How does Regan and Cornwall’s interrogation of Gloucester compare with the ‘mock trial’ scene that precedes it? What happens to the rest of the play if the mock trial scene is left out?

Scene 15

Why can’t Gloucester recognize his own son?

Contemporary environmental discourse is often carried on by people who don’t live and work with animals or complex ecosystems. Is Edgar part of this tradition? OR, what might an actual wandering, wildman have to contribute to conversations about environmental justice?

Scene 16

How does Albany react to the news that French forces have landed in France, according to Oswald?

What does gift does Gonoril joke she’ll give her husband (16.17-18); what gift does she give Edmund?

What accounts for Albany’s change of attitude toward his wife? Describe some of the criticisms he levels at her. How does Gonoril respond? Which character is most persuasive and why?

What makes humans into monsters according to Albany, or, perhaps, according to the play?

How does Cornwall die?

Scene 17

How does the [First] Gentleman describe Cordelia?

Who, or what, governs our fate according to Kent (17.33-36) How does his point of view on fate/nature square with his trajectory in the play?

Why does Lear refuse to meet with Cordelia according to Kent?

Scene 18

How does Cordelia describe Lear at the beginning of the scene?

What course of treatment does the Doctor prescribe for Lear?

Scene 19

What does Regan want Oswald to do and why won’t he do it?

RQ: Morton, “Critical Thinking,” 1-14

Directions

Keep the following questions in mind as you read Timothy Morton’s “1-14. The questions are designed to guide your reading practices and our class discussions. You are not required to provide formal answers in class or online.

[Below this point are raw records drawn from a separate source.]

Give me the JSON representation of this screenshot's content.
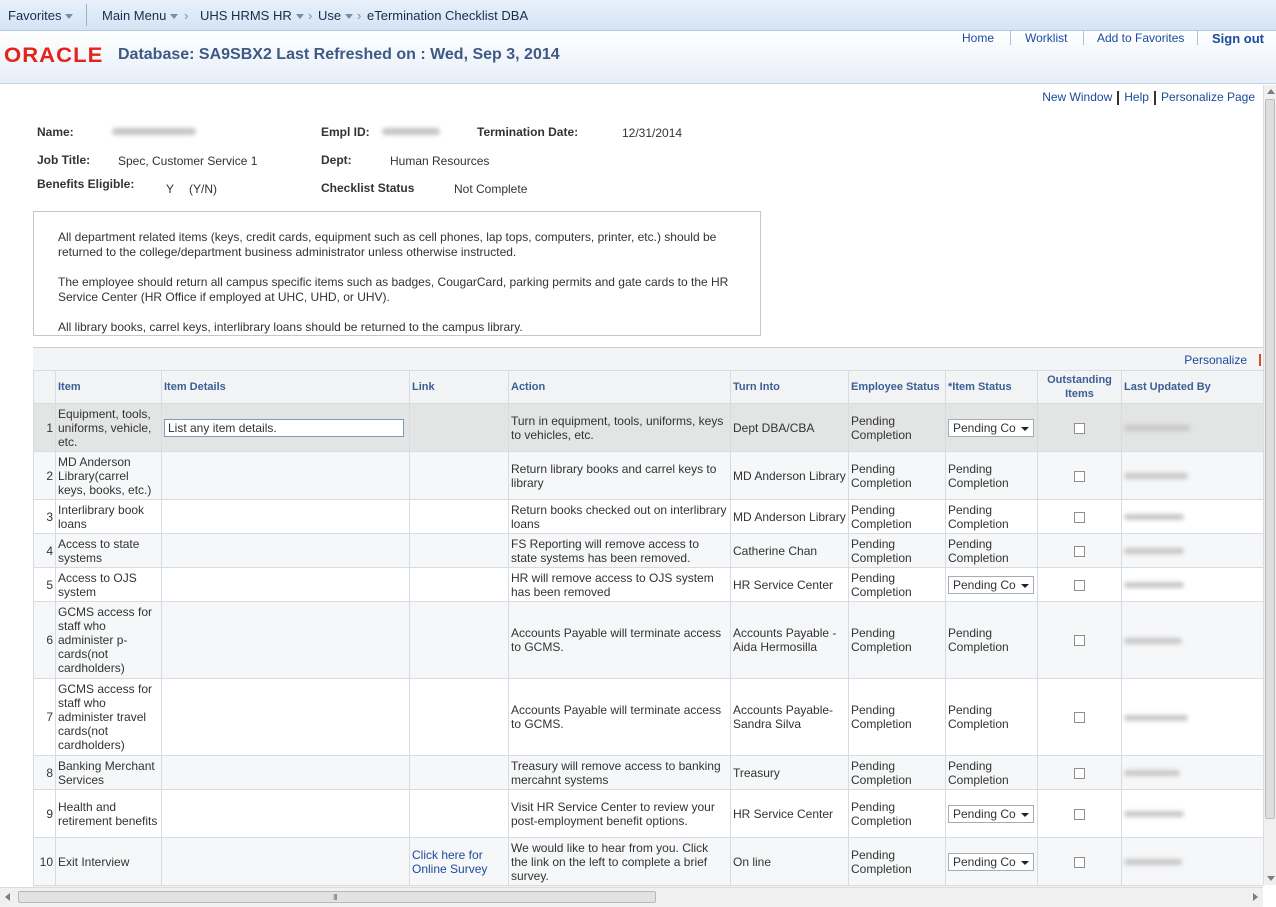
{
  "nav": {
    "favorites": "Favorites",
    "main_menu": "Main Menu",
    "crumb1": "UHS HRMS HR",
    "crumb2": "Use",
    "crumb3": "eTermination Checklist DBA"
  },
  "header": {
    "logo": "ORACLE",
    "db_title": "Database: SA9SBX2 Last Refreshed on : Wed, Sep 3, 2014",
    "links": {
      "home": "Home",
      "worklist": "Worklist",
      "add_favorites": "Add to Favorites",
      "sign_out": "Sign out"
    }
  },
  "page_links": {
    "new_window": "New Window",
    "help": "Help",
    "personalize_page": "Personalize Page"
  },
  "employee": {
    "name_label": "Name:",
    "emplid_label": "Empl ID:",
    "term_date_label": "Termination Date:",
    "term_date": "12/31/2014",
    "job_title_label": "Job Title:",
    "job_title": "Spec, Customer Service 1",
    "dept_label": "Dept:",
    "dept": "Human Resources",
    "benefits_label": "Benefits Eligible:",
    "benefits_value": "Y",
    "benefits_hint": "(Y/N)",
    "checklist_status_label": "Checklist Status",
    "checklist_status": "Not Complete"
  },
  "instructions": [
    "All department related items (keys, credit cards, equipment such as cell phones, lap tops, computers, printer, etc.) should be returned to the college/department business administrator unless otherwise instructed.",
    "The employee should return all campus specific items such as badges, CougarCard, parking permits and gate cards to the HR Service Center (HR Office if employed at UHC, UHD, or UHV).",
    "All library books, carrel keys, interlibrary loans should be returned to the campus library."
  ],
  "grid": {
    "personalize": "Personalize",
    "headers": {
      "item": "Item",
      "item_details": "Item Details",
      "link": "Link",
      "action": "Action",
      "turn_into": "Turn Into",
      "employee_status": "Employee Status",
      "item_status": "*Item Status",
      "outstanding": "Outstanding Items",
      "last_updated": "Last Updated By"
    },
    "rows": [
      {
        "num": "1",
        "item": "Equipment, tools, uniforms, vehicle, etc.",
        "details_placeholder": "List any item details.",
        "link": "",
        "action": "Turn in equipment, tools, uniforms, keys to vehicles, etc.",
        "turn_into": "Dept DBA/CBA",
        "emp_status": "Pending Completion",
        "item_status": "Pending Co",
        "editable": true
      },
      {
        "num": "2",
        "item": "MD Anderson Library(carrel keys, books, etc.)",
        "link": "",
        "action": "Return library books and carrel keys to library",
        "turn_into": "MD Anderson Library",
        "emp_status": "Pending Completion",
        "item_status": "Pending Completion",
        "editable": false
      },
      {
        "num": "3",
        "item": "Interlibrary book loans",
        "link": "",
        "action": "Return books checked out on interlibrary loans",
        "turn_into": "MD Anderson Library",
        "emp_status": "Pending Completion",
        "item_status": "Pending Completion",
        "editable": false
      },
      {
        "num": "4",
        "item": "Access to state systems",
        "link": "",
        "action": "FS Reporting will remove access to state systems has been removed.",
        "turn_into": "Catherine Chan",
        "emp_status": "Pending Completion",
        "item_status": "Pending Completion",
        "editable": false
      },
      {
        "num": "5",
        "item": "Access to OJS system",
        "link": "",
        "action": "HR will remove access to OJS system has been removed",
        "turn_into": "HR Service Center",
        "emp_status": "Pending Completion",
        "item_status": "Pending Co",
        "editable": true
      },
      {
        "num": "6",
        "item": "GCMS access for staff who administer p-cards(not cardholders)",
        "link": "",
        "action": "Accounts Payable will terminate access to GCMS.",
        "turn_into": "Accounts Payable -Aida Hermosilla",
        "emp_status": "Pending Completion",
        "item_status": "Pending Completion",
        "editable": false
      },
      {
        "num": "7",
        "item": "GCMS access for staff who administer travel cards(not cardholders)",
        "link": "",
        "action": "Accounts Payable will terminate access to GCMS.",
        "turn_into": "Accounts Payable- Sandra Silva",
        "emp_status": "Pending Completion",
        "item_status": "Pending Completion",
        "editable": false
      },
      {
        "num": "8",
        "item": "Banking Merchant Services",
        "link": "",
        "action": "Treasury will remove access to banking mercahnt systems",
        "turn_into": "Treasury",
        "emp_status": "Pending Completion",
        "item_status": "Pending Completion",
        "editable": false
      },
      {
        "num": "9",
        "item": "Health and retirement benefits",
        "link": "",
        "action": "Visit HR Service Center to review your post-employment benefit options.",
        "turn_into": "HR Service Center",
        "emp_status": "Pending Completion",
        "item_status": "Pending Co",
        "editable": true
      },
      {
        "num": "10",
        "item": "Exit Interview",
        "link": "Click here for Online Survey",
        "action": "We would like to hear from you. Click the link on the left to complete a brief survey.",
        "turn_into": "On line",
        "emp_status": "Pending Completion",
        "item_status": "Pending Co",
        "editable": true
      }
    ]
  }
}
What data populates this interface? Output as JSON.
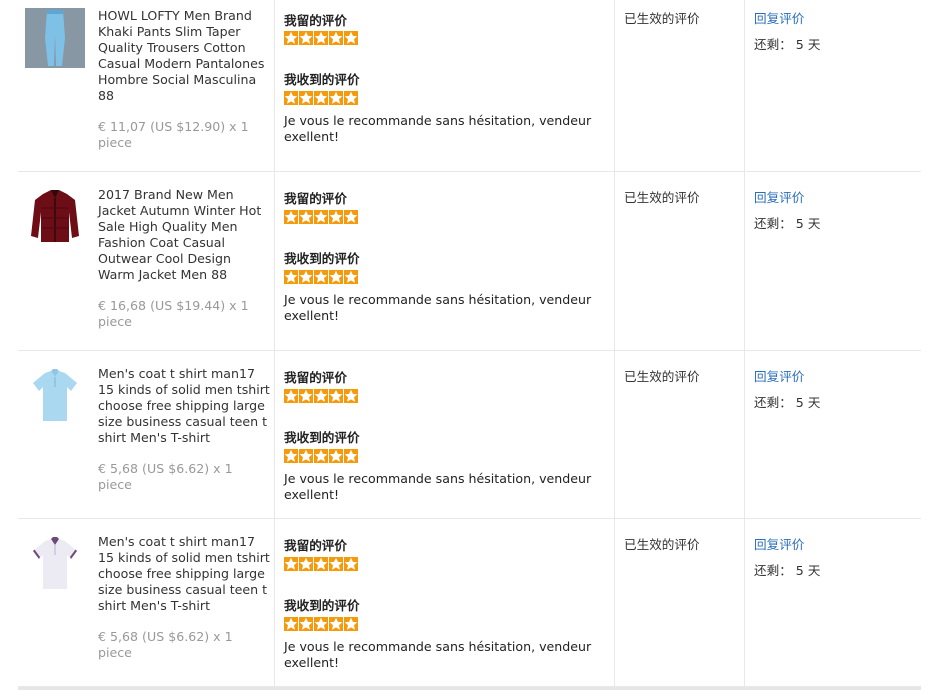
{
  "labels": {
    "my_review": "我留的评价",
    "received_review": "我收到的评价",
    "status": "已生效的评价",
    "reply": "回复评价",
    "remaining_prefix": "还剩：",
    "remaining_value": "5 天"
  },
  "colors": {
    "star": "#f59a0b",
    "link": "#2a6ebb",
    "price": "#999999"
  },
  "rows": [
    {
      "thumb_icon": "jeans-icon",
      "title": "HOWL LOFTY Men Brand Khaki Pants Slim Taper Quality Trousers Cotton Casual Modern Pantalones Hombre Social Masculina 88",
      "price": "€ 11,07 (US $12.90) x 1 piece",
      "my_rating": 5,
      "received_rating": 5,
      "comment": "Je vous le recommande sans hésitation, vendeur exellent!"
    },
    {
      "thumb_icon": "jacket-icon",
      "title": "2017 Brand New Men Jacket Autumn Winter Hot Sale High Quality Men Fashion Coat Casual Outwear Cool Design Warm Jacket Men 88",
      "price": "€ 16,68 (US $19.44) x 1 piece",
      "my_rating": 5,
      "received_rating": 5,
      "comment": "Je vous le recommande sans hésitation, vendeur exellent!"
    },
    {
      "thumb_icon": "polo-shirt-icon",
      "title": "Men's coat t shirt man17 15 kinds of solid men tshirt choose free shipping large size business casual teen t shirt Men's T-shirt",
      "price": "€ 5,68 (US $6.62) x 1 piece",
      "my_rating": 5,
      "received_rating": 5,
      "comment": "Je vous le recommande sans hésitation, vendeur exellent!"
    },
    {
      "thumb_icon": "polo-shirt-icon",
      "title": "Men's coat t shirt man17 15 kinds of solid men tshirt choose free shipping large size business casual teen t shirt Men's T-shirt",
      "price": "€ 5,68 (US $6.62) x 1 piece",
      "my_rating": 5,
      "received_rating": 5,
      "comment": "Je vous le recommande sans hésitation, vendeur exellent!"
    }
  ]
}
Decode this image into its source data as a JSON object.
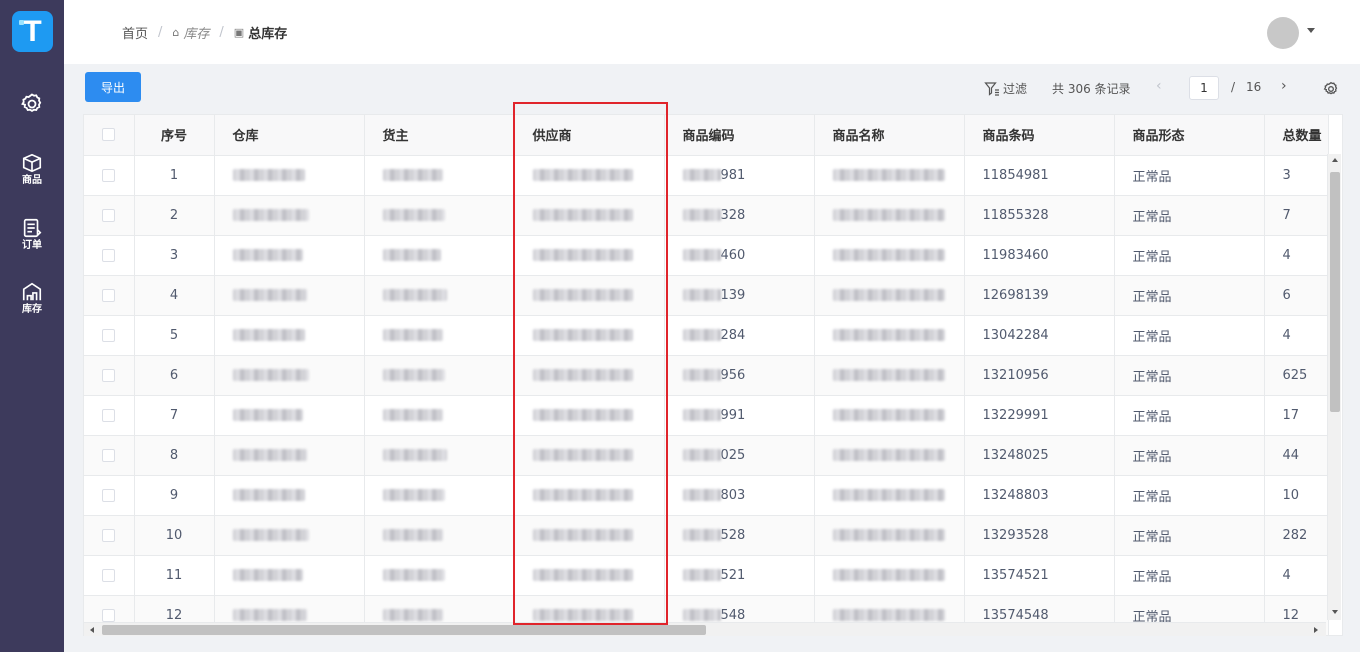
{
  "app": {
    "logo_letter": "T",
    "accent": "#2d8cf0",
    "sidebar_bg": "#3d3a5c",
    "highlight_color": "#e0242b"
  },
  "sidebar": {
    "items": [
      {
        "icon": "gear-icon",
        "label": ""
      },
      {
        "icon": "box-icon",
        "label": "商品"
      },
      {
        "icon": "order-icon",
        "label": "订单"
      },
      {
        "icon": "warehouse-icon",
        "label": "库存"
      }
    ]
  },
  "breadcrumb": {
    "home": "首页",
    "inventory": "库存",
    "current": "总库存"
  },
  "toolbar": {
    "export_label": "导出",
    "filter_label": "过滤",
    "record_count": "共 306 条记录",
    "current_page": "1",
    "page_sep": "/",
    "total_pages": "16"
  },
  "table": {
    "columns": [
      "序号",
      "仓库",
      "货主",
      "供应商",
      "商品编码",
      "商品名称",
      "商品条码",
      "商品形态",
      "总数量"
    ],
    "rows": [
      {
        "seq": "1",
        "code_tail": "981",
        "barcode": "11854981",
        "form": "正常品",
        "qty": "3"
      },
      {
        "seq": "2",
        "code_tail": "328",
        "barcode": "11855328",
        "form": "正常品",
        "qty": "7"
      },
      {
        "seq": "3",
        "code_tail": "460",
        "barcode": "11983460",
        "form": "正常品",
        "qty": "4"
      },
      {
        "seq": "4",
        "code_tail": "139",
        "barcode": "12698139",
        "form": "正常品",
        "qty": "6"
      },
      {
        "seq": "5",
        "code_tail": "284",
        "barcode": "13042284",
        "form": "正常品",
        "qty": "4"
      },
      {
        "seq": "6",
        "code_tail": "956",
        "barcode": "13210956",
        "form": "正常品",
        "qty": "625"
      },
      {
        "seq": "7",
        "code_tail": "991",
        "barcode": "13229991",
        "form": "正常品",
        "qty": "17"
      },
      {
        "seq": "8",
        "code_tail": "025",
        "barcode": "13248025",
        "form": "正常品",
        "qty": "44"
      },
      {
        "seq": "9",
        "code_tail": "803",
        "barcode": "13248803",
        "form": "正常品",
        "qty": "10"
      },
      {
        "seq": "10",
        "code_tail": "528",
        "barcode": "13293528",
        "form": "正常品",
        "qty": "282"
      },
      {
        "seq": "11",
        "code_tail": "521",
        "barcode": "13574521",
        "form": "正常品",
        "qty": "4"
      },
      {
        "seq": "12",
        "code_tail": "548",
        "barcode": "13574548",
        "form": "正常品",
        "qty": "12"
      }
    ]
  }
}
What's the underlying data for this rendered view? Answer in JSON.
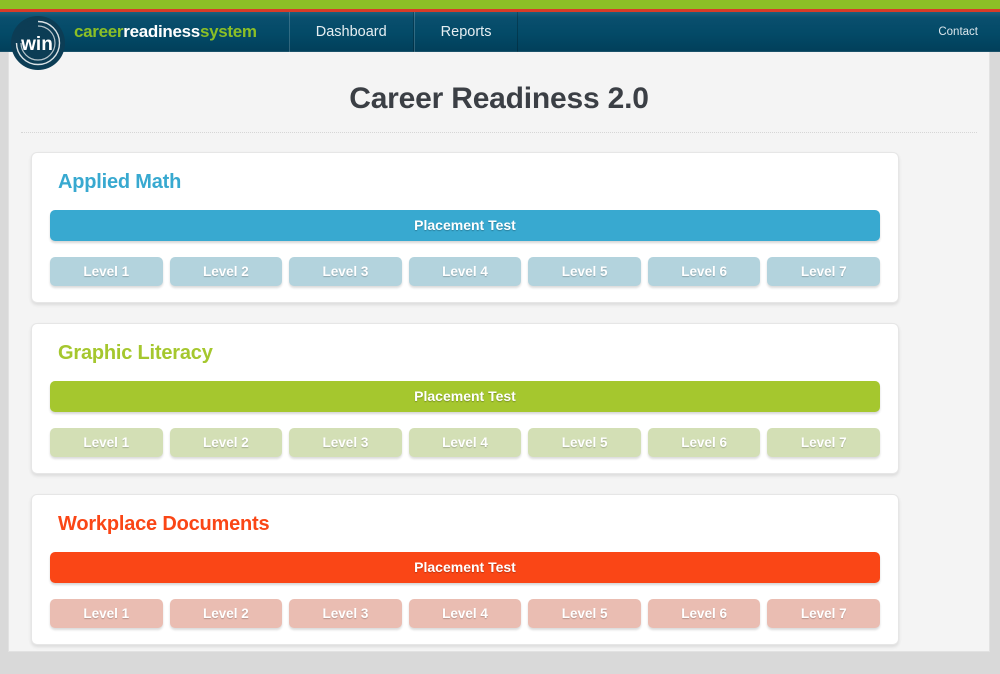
{
  "header": {
    "logo_text": "win",
    "brand": {
      "part1": "career",
      "part2": "readiness",
      "part3": "system"
    },
    "nav_items": [
      {
        "label": "Dashboard"
      },
      {
        "label": "Reports"
      }
    ],
    "contact_label": "Contact",
    "colors": {
      "stripe_green": "#8cbf26",
      "stripe_red": "#d93b28",
      "navy": "#034a67"
    }
  },
  "main": {
    "title": "Career Readiness 2.0",
    "placement_label": "Placement Test",
    "subjects": [
      {
        "name": "Applied Math",
        "accent_color": "#38a9d0",
        "level_color": "#b3d3dd",
        "placement_label": "Placement Test",
        "levels": [
          "Level 1",
          "Level 2",
          "Level 3",
          "Level 4",
          "Level 5",
          "Level 6",
          "Level 7"
        ]
      },
      {
        "name": "Graphic Literacy",
        "accent_color": "#a5c72e",
        "level_color": "#d3dfb5",
        "placement_label": "Placement Test",
        "levels": [
          "Level 1",
          "Level 2",
          "Level 3",
          "Level 4",
          "Level 5",
          "Level 6",
          "Level 7"
        ]
      },
      {
        "name": "Workplace Documents",
        "accent_color": "#fa4616",
        "level_color": "#eabdb2",
        "placement_label": "Placement Test",
        "levels": [
          "Level 1",
          "Level 2",
          "Level 3",
          "Level 4",
          "Level 5",
          "Level 6",
          "Level 7"
        ]
      }
    ]
  }
}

  • 1. What’s ecology according to Morton?
  • 2. What does Morton mean by the “Ecological Thought”? What are some ways he defines the term? Are you ever satisfied with definition?
  • 3. Describe the organizational strategy of this chapter? How does it differ from the way Nixon and Clark set up their chapters?
  • 4. How/why does what Morton calls the ecological though disrupt time? What does he mean when he says things such as, “In some strong sense, the ecological thought rigorously comes afterward–it is always to come, somewhere in the future. In its fullest scope, it will have been thought at some undefined point” (3)?
  • 5. Why do we have to let go of “Nature” to have ecology?
  • 6. What does the term “Nature” describe according to Morton? Why is “Nature” a problem in his estimation?  
  • 7. What happens to the concept of personhood (or even species) when it expands under the ecological though? OR, what does Morton mean when he says that “The ecological though fans out into questions concerning cyborgs, artificial intelligence, and the irreducible uncertainty over what counts as a person” (8)?
  • 8. Why do “all artworks…have an irreducibly ecological form” (11)?
  • 9. What sort of interaction between the sciences and the humanities does Morton propose and why?
  • 10. Why doesn’t Morton talk abut “theory” more explicitly? Or, what choices do think he has made in this chapter to be more accessible to non-specialists?